During this course, we will have
weekly home assignments that will include programming assignments and optional reading.
The final course projects will be to apply
several supervised learning algorithms to bank reports data.
Don't worry now if you don't know what
the term supervised learning means, we will learn it soon.
Your final score for the course will be computed as a cumulative score
of your weekly homework assignments and your final course project.
Once you completed the first course,
the four work courses cover the main topics of machine learning paradigms.
For now, let me just name them for you.
They are called supervised learning,
unsupervised learning, and reinforcement learning.
Respectively, if each one of the follow up courses will
extend our first course in both the depth and the implications considered.
In our second course,
we will go into more details of supervised and unsupervised learning,
can get familiar with many key algorithms that belong in these types of machine learning.
We will be talking about various types of
regression and classification problems and see how
they can be solved using methods such as logistic regression,
support vector machines, or various types of decision trees.
Then, we will turn to unsupervised learning and talk about methods of
data analysis and data visualization such as
principal component analysis and its extensions,
clustering methods, and so on.
We will also look into neural networks and see how they can be used
to address the same types of tasks of supervised and unsupervised learning.
On a financial side,
we will be looking at many classical problems of
finance such as market and regime forecasts,
predictions of stock returns, portfolio optimization,
etc., and show how machine learning is applied for these tasks.
If you're only interested in
financial implications of supervised learning or unsupervised learning,
the first two courses should give you strong fundamentals
in understanding core concepts and main approaches in these fields.
So, that you would be able to go on and
use them in real life after completing these two courses.
My personal view though is that the most fascinating implications
of machine learning in finance come from reinforcement learning.
We will touch upon reinforcement learning in our first two courses,
and we will fully devote
our third course in this specialization to reinforcement learning,
and its financial implications.
In this course, we will talk about using of reinforcement learning to solve
such classical problems of finance as portfolio optimization,
optimal trading, and option pricing and risk management.

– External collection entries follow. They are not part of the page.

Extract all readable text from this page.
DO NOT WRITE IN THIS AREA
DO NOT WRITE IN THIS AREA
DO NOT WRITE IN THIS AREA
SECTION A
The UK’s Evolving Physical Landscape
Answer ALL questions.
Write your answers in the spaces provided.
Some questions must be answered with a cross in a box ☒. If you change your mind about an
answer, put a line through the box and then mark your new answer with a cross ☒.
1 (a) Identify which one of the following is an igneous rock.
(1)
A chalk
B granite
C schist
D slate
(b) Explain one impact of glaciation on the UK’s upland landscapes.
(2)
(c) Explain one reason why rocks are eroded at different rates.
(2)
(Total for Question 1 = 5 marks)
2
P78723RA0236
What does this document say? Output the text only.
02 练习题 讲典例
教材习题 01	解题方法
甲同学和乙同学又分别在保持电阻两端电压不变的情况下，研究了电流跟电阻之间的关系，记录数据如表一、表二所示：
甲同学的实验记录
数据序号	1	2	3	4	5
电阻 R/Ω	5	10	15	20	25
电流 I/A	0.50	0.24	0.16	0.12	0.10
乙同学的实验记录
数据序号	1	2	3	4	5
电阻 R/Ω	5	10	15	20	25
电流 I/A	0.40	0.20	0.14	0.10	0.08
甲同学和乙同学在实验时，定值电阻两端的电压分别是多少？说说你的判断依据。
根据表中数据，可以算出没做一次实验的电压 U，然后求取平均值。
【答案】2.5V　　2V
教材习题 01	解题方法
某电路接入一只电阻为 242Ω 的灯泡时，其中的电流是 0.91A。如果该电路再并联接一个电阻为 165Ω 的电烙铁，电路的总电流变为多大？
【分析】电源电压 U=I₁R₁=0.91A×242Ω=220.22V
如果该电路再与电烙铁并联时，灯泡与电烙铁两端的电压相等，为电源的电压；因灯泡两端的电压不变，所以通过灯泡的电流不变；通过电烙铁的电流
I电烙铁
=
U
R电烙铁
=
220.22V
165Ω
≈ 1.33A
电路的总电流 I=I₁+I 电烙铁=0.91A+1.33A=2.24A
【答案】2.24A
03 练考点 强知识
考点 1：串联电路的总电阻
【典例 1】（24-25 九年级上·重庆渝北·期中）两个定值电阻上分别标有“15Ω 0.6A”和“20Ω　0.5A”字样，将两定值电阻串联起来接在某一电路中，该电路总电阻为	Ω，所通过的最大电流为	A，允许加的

This third course is a bit more technically advanced than
the first two courses and we'll have a bit more math in it, but not by much.
The main difference of this course from other courses on reinforcement learning,
is that we will spend exactly zero time talking about
such traditional examples of reinforcement learning as Tic-Tac-Toe or robotics.
Instead we'll jump to financial problems right from the start and learn
classical methods of reinforcement learning such as the
famous Q- learning using financial problems.
This will be a hands-on course where you will be
implementing such algorithms and look how they work in practice.
In your course project for this course,
you will explore simple model for
market dynamics that is obtained using reinforcement learning.
After that, our final course,
we'll go deeper into topics of
reinforcement learning that we address in this third course.
Through the fourth course,
we will focus on more advanced topics,
but it will be less technical than the third one,
and will be structured as an overview of selected topics.
The first class of topics will focus on
fundamental concepts of finance such as market equilibrium, no arbitrage,
predictability, and so on,
and how reinforcement learning methods offer new views for such concepts.
We will also talk more about market modeling cues in reinforcement learning.
The second part of this last course will overview
applications of reinforcement learning to high frequency trading,
credit risk in peer-to-peer lending, and cryptocurrencies trading.
Finally, the last thing I need to discuss before we move on
with the first course in this specialization are prerequisites to this course,
textbooks, and course resources.
Let's talk about it in the next video.